A Bermuda-based insurer issued a policy to a New York-based insured.  The insurer delivered the policy to the insured’s Bermuda-based broker, which sent the policy to the insured at its New York address.  After a coverage dispute, the insured ultimately filed a complaint initiating coverage litigation against the insurer.  In response, the insurer filed a motion to compel arbitration in Bermuda pursuant to the alternative dispute resolution clause in its policy.  Thereafter, the insured filed a motion to compel compliance with N.Y. Ins. Law § 1213, which requires unauthorized foreign insurers to post a bond “sufficient to secure payment of any final judgment which may be rendered in [a] proceeding” prior to “filing any pleading in any proceeding.”  The insurer opposed the motion, arguing that its motion to compel arbitration was not a “pleading,” and that the policy was not “issued or delivered” in New York.  The insurer also argued that the New York Convention on the Recognition and Enforcement of Foreign Arbitral Awards (the “New York Convention”) preempted enforcement of the statute.

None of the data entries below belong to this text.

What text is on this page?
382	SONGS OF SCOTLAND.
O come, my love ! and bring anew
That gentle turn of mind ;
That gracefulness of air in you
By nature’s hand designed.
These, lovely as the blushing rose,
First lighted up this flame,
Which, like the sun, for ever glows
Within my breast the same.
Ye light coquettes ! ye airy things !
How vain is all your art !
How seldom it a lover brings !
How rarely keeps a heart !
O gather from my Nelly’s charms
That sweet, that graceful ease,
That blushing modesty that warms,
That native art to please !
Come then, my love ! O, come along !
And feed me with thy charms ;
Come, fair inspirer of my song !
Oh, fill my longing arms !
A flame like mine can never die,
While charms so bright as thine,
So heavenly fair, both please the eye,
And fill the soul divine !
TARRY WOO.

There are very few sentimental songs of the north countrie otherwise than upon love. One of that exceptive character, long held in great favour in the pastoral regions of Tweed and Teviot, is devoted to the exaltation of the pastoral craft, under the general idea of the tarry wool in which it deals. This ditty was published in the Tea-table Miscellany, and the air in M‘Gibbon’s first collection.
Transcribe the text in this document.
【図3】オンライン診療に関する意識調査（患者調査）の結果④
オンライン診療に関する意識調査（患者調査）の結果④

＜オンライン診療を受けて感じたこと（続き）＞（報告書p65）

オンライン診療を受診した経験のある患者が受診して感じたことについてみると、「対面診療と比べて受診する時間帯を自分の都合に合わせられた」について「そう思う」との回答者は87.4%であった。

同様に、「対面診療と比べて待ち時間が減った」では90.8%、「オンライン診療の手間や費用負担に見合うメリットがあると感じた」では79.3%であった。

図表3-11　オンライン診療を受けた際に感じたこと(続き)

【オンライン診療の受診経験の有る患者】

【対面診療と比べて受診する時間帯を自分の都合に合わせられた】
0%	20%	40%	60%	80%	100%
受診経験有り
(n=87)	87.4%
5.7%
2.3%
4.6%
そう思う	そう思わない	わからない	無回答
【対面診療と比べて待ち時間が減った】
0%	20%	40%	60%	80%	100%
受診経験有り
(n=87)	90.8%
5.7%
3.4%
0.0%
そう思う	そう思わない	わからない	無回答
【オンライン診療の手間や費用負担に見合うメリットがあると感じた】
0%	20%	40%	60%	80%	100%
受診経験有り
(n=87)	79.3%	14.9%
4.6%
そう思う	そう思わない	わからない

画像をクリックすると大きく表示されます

The court granted the insured’s motion to compel compliance with N.Y. Ins. Law § 1213, rejecting all of the insurer’s arguments.  First, the court noted that courts have interpreted the term “pleading” broadly as it appears in § 1213, including to encompass motions to compel arbitration.  Second, the court held that the policy was “issued” and “delivered” to the insured in New York, noting that the insurer “fully expected that the [policy] would ultimately be delivered to New York” when it sent the policy to the Bermuda-based broker.  Third, the court held that the New York Convention did not preempt enforcement of the statute, because the statute was not an “impediment” to arbitration.  Rather, the court viewed the bond provision as a “security device in aid of the arbitration.”  The court required the insurer to post a bond in the amount of the limit of liability of the policy.